Will and Lydia have to fight every step of the way for their Happy Ever After but I felt that their love would endure.
Happiness still felt, at odd moments, like something with which she oughtn’t to be trusted. A delicate and costly music box put into the hands of a maladroit child. Yet happiness felt, too, like a prize she and Will had fought for and seized. An edifice they’d built with their own bare hands out of the scrap heap of mistake and misadventure.
I like how Martha, Will’s sister, and her husband, Mirkwood, (A Lady Awakened) are sympathetic towards Lydia and Will because Martha knows from her own experience that people in desperate circumstances do what they must and she also married a “black sheep” whom her family disapproved of.
I was quite fascinated by the card-playing aspects of the book, probably because I played vingt et un (or twenty one as we called it) in my much younger days.
Once again, I loved Ms.
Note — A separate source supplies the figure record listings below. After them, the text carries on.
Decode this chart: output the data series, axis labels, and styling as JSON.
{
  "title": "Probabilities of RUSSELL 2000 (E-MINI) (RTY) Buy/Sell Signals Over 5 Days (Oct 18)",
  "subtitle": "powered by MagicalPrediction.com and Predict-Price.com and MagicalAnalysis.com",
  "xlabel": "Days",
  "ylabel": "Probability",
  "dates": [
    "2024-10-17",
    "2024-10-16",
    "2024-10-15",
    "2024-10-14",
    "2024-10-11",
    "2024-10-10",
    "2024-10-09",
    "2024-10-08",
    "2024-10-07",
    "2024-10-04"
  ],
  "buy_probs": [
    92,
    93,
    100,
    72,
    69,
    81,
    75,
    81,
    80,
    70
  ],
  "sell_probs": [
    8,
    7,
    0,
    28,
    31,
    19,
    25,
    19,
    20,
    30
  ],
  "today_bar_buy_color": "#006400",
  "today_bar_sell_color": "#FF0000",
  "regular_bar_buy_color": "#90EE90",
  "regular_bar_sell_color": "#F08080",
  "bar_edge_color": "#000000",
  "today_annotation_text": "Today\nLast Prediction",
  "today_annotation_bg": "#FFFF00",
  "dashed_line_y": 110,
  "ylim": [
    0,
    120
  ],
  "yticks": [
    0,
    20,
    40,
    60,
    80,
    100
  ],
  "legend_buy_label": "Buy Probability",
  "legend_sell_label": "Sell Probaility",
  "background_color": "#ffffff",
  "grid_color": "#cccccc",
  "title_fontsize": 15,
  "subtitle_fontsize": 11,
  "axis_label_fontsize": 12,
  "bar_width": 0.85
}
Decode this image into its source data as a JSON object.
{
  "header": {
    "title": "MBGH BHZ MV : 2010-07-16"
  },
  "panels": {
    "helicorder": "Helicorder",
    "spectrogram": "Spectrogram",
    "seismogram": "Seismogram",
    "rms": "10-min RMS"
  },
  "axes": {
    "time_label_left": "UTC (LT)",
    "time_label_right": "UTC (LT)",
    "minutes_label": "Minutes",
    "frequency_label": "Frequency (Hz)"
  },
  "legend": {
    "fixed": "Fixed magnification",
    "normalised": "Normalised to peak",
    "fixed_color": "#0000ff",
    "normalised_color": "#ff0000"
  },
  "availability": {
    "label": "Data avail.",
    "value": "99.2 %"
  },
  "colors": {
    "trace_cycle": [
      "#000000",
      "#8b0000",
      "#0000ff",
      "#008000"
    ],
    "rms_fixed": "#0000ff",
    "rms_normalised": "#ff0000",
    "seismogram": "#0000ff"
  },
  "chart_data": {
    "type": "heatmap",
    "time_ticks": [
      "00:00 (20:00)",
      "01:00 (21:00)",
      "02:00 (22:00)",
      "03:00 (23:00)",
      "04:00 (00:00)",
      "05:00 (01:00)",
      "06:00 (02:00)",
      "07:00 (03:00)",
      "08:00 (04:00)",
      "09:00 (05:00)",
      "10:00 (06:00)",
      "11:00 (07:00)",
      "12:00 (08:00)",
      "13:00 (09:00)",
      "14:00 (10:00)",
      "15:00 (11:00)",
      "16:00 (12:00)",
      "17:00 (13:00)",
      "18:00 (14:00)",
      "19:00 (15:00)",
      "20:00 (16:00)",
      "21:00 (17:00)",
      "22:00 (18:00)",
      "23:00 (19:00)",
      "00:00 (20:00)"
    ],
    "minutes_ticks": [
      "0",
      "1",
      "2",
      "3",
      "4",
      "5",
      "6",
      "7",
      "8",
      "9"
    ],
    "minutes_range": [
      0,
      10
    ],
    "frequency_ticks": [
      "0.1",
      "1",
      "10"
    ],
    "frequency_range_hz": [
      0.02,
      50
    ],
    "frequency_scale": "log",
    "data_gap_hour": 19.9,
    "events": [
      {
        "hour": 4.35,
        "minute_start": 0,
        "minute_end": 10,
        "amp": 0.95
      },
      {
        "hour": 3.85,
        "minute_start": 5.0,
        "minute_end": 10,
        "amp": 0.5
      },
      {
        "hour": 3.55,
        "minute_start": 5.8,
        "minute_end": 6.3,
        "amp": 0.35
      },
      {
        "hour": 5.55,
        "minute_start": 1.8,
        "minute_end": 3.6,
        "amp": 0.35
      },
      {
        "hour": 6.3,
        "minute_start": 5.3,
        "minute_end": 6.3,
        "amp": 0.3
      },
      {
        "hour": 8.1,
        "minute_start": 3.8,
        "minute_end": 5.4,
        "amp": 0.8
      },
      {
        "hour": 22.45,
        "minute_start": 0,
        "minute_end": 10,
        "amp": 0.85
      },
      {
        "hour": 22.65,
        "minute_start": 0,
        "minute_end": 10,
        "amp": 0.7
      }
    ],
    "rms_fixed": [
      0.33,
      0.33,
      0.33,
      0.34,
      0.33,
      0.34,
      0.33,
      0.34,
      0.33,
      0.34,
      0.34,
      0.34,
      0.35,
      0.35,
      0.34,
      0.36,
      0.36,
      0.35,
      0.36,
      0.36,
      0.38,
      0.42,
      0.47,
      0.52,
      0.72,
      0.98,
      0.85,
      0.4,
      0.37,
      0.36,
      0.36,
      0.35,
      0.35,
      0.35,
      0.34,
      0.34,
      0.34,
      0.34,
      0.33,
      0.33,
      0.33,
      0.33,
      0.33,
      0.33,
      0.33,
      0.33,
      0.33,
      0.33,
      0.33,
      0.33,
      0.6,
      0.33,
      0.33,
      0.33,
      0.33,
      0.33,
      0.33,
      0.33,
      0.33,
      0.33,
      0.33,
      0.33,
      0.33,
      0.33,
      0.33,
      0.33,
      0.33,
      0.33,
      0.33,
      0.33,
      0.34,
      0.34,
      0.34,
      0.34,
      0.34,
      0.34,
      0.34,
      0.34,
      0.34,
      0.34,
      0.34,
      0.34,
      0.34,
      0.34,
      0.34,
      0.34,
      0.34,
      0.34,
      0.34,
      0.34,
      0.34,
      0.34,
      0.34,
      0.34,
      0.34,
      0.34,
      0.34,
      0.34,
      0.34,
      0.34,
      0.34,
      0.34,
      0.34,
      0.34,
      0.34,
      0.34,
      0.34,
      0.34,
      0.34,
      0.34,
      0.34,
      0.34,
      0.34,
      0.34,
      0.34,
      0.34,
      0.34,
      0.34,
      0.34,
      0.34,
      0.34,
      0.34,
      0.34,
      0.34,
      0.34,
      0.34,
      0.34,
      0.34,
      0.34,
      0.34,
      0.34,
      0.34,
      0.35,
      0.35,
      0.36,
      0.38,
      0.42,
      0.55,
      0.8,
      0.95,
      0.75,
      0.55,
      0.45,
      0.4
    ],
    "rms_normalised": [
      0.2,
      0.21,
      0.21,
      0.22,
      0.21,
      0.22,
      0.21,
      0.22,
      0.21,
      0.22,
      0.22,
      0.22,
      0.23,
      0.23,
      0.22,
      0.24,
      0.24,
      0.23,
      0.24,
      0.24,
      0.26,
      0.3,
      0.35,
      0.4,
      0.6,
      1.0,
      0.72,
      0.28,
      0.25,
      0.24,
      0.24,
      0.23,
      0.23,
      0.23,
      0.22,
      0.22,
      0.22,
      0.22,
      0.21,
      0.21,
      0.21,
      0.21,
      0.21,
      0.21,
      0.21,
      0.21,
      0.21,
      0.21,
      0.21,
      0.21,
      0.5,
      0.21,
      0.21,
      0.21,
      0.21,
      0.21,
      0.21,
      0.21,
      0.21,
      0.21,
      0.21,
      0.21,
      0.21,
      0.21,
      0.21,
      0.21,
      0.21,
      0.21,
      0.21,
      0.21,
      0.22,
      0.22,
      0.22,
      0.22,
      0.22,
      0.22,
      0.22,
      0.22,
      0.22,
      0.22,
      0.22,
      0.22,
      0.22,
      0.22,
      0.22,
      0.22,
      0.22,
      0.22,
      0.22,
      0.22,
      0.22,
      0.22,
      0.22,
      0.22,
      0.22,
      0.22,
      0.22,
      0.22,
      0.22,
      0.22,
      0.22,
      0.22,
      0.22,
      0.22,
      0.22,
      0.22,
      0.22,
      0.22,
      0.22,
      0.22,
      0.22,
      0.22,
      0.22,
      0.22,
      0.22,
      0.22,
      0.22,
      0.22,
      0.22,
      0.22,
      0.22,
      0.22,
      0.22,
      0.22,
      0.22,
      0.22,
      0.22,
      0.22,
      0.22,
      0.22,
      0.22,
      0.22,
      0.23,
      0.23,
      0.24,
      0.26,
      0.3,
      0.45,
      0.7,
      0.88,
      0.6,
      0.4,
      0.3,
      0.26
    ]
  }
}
Grant’s beautiful, evocative writing.
She would lay waste to him tonight. To herself as well. She would hurl herself against him like a wave breaking over a rock. She would claw her way to oblivion as many times as she must, until no fragment of human feeling remained.
Here after all was their condition, perched on their separate wind-whipped summits, in view of each other, but too distant to reach.
He was a man, for Heaven’s sake. Men liked bedsport wherever they could get it. Why the devil should his plain statement of the fact make her insides race and wheel about like a frantic flock of swallows?
MY VERDICT: Another outstanding book from Cecilia Grant. Highly recommended.